Congo’s natural resource development hostage to electoral politics

It won’t be a surprise to anyone if the presidential elections slated to take place the end of this year don’t take place. Not a surprise but certainly a disappointment; especially to opposition politicians, ordinary Congolese and some Western partners who have stuck their necks out voicing the importance of rule of law and democratic process.

President Joseph Kabila doesn’t care what the Constitution says about two mandates and will cling to power as long as he can. Some analysts consider he will more likely be assassinated than walk away from power voluntarily. Why? Because he controls access to substantial natural resources; so the incentive to remain at the top of the pyramid is strong.

Legal instruments relating to the mining and oil sectors (designed with international advisory – mainly World Bank) put him at the top of the decision-making process. His signature is needed in the awarding of exploitation concessions in these sectors. 

Oil is the country’s third most important export earner (after copper and cobalt). Global Witness has reported frightening stories involving Kabila, Dan Gertler and the Congolese oil business.

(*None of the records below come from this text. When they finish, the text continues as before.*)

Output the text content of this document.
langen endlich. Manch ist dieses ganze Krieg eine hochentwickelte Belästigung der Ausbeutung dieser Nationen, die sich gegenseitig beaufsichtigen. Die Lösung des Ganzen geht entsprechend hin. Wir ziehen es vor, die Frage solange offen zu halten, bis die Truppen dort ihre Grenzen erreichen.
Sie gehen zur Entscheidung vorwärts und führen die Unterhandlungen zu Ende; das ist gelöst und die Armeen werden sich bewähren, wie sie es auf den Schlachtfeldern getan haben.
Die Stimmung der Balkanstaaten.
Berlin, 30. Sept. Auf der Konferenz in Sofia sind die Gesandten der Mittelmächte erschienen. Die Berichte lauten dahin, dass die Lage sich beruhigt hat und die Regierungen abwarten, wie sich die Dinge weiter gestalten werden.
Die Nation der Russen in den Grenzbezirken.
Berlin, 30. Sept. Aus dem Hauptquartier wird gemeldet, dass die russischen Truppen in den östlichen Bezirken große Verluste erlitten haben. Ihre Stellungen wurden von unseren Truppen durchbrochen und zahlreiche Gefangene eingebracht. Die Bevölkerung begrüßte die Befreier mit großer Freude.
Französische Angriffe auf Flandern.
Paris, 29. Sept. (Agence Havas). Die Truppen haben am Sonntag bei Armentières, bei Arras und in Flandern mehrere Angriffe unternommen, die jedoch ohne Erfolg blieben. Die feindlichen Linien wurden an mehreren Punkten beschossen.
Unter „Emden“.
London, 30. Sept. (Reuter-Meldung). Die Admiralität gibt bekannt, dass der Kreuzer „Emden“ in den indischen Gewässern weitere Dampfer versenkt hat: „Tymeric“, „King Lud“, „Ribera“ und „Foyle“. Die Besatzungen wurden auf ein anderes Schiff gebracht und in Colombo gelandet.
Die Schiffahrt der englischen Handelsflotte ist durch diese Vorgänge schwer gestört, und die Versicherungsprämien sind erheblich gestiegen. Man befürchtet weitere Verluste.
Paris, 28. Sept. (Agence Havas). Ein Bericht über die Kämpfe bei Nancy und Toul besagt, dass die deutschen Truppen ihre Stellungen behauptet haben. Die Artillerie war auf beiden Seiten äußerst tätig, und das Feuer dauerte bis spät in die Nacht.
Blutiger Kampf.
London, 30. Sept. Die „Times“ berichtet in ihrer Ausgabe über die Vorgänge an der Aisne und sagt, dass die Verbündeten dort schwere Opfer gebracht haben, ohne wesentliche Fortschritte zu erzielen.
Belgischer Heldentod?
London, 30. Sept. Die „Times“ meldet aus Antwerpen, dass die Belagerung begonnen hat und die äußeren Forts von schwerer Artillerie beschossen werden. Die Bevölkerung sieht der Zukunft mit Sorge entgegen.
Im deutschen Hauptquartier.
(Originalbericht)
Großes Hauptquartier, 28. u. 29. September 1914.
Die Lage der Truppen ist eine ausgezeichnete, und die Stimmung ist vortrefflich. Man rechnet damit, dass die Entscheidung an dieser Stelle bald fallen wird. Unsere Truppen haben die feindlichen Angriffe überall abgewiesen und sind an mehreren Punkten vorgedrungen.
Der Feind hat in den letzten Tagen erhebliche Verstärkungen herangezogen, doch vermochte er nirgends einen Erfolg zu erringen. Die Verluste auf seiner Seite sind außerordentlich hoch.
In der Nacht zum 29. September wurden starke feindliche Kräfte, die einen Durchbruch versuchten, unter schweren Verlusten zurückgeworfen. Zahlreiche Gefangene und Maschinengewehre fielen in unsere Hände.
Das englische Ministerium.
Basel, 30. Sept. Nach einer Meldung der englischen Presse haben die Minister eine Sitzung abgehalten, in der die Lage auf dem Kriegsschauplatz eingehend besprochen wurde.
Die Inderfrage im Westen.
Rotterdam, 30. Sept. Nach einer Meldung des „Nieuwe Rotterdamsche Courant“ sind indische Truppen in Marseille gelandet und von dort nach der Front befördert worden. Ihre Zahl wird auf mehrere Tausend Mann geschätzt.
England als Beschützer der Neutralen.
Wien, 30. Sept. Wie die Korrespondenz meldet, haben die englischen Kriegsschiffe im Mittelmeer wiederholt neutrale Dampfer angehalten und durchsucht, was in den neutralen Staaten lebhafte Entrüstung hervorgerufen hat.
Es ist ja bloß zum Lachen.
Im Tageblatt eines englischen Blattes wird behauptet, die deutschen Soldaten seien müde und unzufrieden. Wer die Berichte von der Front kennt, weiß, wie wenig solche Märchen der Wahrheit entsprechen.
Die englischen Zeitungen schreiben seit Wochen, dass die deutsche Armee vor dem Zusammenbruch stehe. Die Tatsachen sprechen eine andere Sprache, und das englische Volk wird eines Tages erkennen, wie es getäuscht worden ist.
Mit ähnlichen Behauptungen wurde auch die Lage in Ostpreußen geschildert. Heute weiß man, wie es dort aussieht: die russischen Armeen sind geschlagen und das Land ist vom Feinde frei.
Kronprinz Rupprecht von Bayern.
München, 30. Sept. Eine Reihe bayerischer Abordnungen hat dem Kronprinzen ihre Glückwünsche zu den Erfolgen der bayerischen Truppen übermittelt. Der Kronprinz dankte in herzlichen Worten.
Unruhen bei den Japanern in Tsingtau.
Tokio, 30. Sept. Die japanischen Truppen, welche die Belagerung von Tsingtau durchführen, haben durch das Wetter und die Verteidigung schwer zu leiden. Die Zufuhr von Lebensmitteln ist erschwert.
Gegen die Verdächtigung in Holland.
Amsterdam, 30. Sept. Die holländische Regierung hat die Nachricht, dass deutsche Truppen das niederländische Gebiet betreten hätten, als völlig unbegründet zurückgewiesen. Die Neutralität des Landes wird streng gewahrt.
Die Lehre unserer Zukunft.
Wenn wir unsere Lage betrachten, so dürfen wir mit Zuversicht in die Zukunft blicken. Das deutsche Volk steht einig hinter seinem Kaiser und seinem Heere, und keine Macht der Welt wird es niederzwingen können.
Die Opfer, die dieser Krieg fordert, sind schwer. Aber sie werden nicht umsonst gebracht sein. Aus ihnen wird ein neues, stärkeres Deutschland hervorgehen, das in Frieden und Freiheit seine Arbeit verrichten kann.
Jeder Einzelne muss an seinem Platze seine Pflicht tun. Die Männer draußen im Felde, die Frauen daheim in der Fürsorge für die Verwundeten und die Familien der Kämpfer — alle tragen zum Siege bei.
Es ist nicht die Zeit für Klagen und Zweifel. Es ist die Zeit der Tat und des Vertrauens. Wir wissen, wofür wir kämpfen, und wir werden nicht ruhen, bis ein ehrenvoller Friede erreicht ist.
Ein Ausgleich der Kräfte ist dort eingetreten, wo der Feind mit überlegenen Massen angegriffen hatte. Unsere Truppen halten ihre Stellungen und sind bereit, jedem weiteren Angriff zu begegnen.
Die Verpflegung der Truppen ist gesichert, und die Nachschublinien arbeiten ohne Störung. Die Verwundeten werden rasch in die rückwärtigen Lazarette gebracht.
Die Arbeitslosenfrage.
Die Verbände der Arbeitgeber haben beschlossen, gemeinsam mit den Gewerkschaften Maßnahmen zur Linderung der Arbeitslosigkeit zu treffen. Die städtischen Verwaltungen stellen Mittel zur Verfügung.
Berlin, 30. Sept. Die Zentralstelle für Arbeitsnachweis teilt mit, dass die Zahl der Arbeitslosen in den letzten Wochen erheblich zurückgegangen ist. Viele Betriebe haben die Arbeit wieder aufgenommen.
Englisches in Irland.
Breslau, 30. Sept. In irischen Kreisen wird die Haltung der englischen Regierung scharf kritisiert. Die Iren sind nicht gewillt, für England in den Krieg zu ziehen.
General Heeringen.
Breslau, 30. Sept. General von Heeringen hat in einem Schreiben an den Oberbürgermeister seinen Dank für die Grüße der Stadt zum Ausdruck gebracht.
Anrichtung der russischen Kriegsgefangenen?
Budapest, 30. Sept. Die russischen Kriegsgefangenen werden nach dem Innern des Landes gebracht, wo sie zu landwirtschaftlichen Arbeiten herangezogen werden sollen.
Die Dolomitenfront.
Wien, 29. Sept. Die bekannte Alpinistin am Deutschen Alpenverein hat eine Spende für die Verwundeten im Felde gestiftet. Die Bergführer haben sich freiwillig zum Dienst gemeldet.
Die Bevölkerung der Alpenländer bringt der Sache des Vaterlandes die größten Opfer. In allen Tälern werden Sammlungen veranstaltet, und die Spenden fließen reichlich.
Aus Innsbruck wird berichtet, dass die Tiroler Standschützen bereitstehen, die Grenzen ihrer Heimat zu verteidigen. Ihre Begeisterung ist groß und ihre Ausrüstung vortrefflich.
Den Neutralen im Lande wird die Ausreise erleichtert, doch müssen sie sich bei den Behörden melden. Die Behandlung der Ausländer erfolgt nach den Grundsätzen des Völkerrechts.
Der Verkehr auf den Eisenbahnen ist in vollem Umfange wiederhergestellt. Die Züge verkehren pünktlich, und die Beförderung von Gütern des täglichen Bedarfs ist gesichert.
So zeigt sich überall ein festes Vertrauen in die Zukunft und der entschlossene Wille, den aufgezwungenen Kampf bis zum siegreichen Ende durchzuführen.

Mineral exports may have slumped in the past year, negatively impacting export earnings. But Congo’s resource base is resilient and will bounce back. One indicator is China’s increasing control of cobalt supply chains and investments in DRC. About half of the world’s cobalt comes from Katanga and demand is going to increase as automotive manufacturers from Teslar to General Motors increase production of electric batteries. Cobalt is necessary to build them.

Some natural resource sectors are more sensitive to the political context than others. Last month the World Bank suspended financing to an Inga 3 technical assistance project. The underdevelopment of energy capacity is a major driver of deforestation.

The Belgian Federal Parliament, also last month, adopted a resolution to freeze direct aid to Kinshasa if elections aren’t held. Belgian projects in the agriculture, conservation and infrastructure sectors would consequently be put on hold.

US Senators Richard Durbin, Edward Markey and Christopher Murphy introduced a Senate resolution calling on Kabila's government to fulfil its constitutional mandate for a democratic transition while calling for targeted sanctions such as visa bans and asset freezes.

Opposition candidates/Kabila rivals like Etienne Tshisekedi and Moise Katumbi are preoccupied with getting into the Presidential palace but have been relatively silent about their macro-economic and social programs. 

They should be called upon to outline their strategies for regaining sovereignty over the Congo’s natural resource base.